In any event, Hales arrives at the following conclusion:
The United States is a great country – one of the greatest in the world. But we are crippled by our own myths….So we are unable to recognize that other peoples have succeeded in finding good ways to live that are different from our own. In short, we believe our own publicity. Yet by doing so the United States prevents itself from becoming what it claims to be: the best country in the world.
Do you have any thoughts on where America falls out on the “greatness” scale? It is indeed a difficult question. Since I don’t believe people around the world could agree on what “greatness” is, I think the very question itself leads to frustration.

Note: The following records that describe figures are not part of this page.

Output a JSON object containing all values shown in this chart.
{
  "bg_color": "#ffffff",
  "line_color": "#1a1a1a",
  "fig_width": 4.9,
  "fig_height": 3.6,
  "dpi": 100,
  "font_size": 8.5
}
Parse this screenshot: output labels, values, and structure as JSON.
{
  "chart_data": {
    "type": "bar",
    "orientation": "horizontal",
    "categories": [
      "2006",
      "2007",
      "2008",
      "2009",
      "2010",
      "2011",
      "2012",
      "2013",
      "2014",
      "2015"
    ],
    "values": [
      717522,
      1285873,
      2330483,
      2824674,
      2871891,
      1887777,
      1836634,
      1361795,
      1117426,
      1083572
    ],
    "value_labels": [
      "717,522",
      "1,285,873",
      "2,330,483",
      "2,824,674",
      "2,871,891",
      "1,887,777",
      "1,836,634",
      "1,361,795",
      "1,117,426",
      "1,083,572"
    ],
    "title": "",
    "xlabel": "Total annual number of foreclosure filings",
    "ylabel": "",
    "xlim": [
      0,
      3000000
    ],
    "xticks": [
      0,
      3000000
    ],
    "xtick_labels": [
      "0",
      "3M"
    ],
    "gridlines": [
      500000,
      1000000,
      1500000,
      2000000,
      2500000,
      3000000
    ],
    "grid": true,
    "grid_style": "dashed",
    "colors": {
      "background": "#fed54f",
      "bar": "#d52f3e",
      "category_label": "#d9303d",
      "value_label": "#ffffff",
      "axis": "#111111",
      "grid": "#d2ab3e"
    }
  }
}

A clear, universal understanding of “greatness” would have to be reached before anyone could ever begin conducting an assessment of countries and then rank them.
While the more technical statistics seem to point to America’s decline (see competitiveness ranking), the “myths” or “publicity” surrounding the United States are as real as labor market efficiency and technological readiness. When it comes to immigration, legal or illegal, more people come to the United States than any other place on the planet.
I think the safest, and possibly surest, answer we can give to the question, “Is America still the greatest nation on earth” is America is ostensibly still the greatest nation on earth. While there is no doubt the United States is falling (or has fallen) behind in many global economic categories, there are people who still have dreams and feel their best shot at realizing them lie within the borders of the United States. If we could find a way to harness the intensity of their desire, their raw energy, their unbridled creativity and mix it with some good old fashion American “know how,” then maybe, just maybe, we could see some of those other (i.e. economic) categories rise.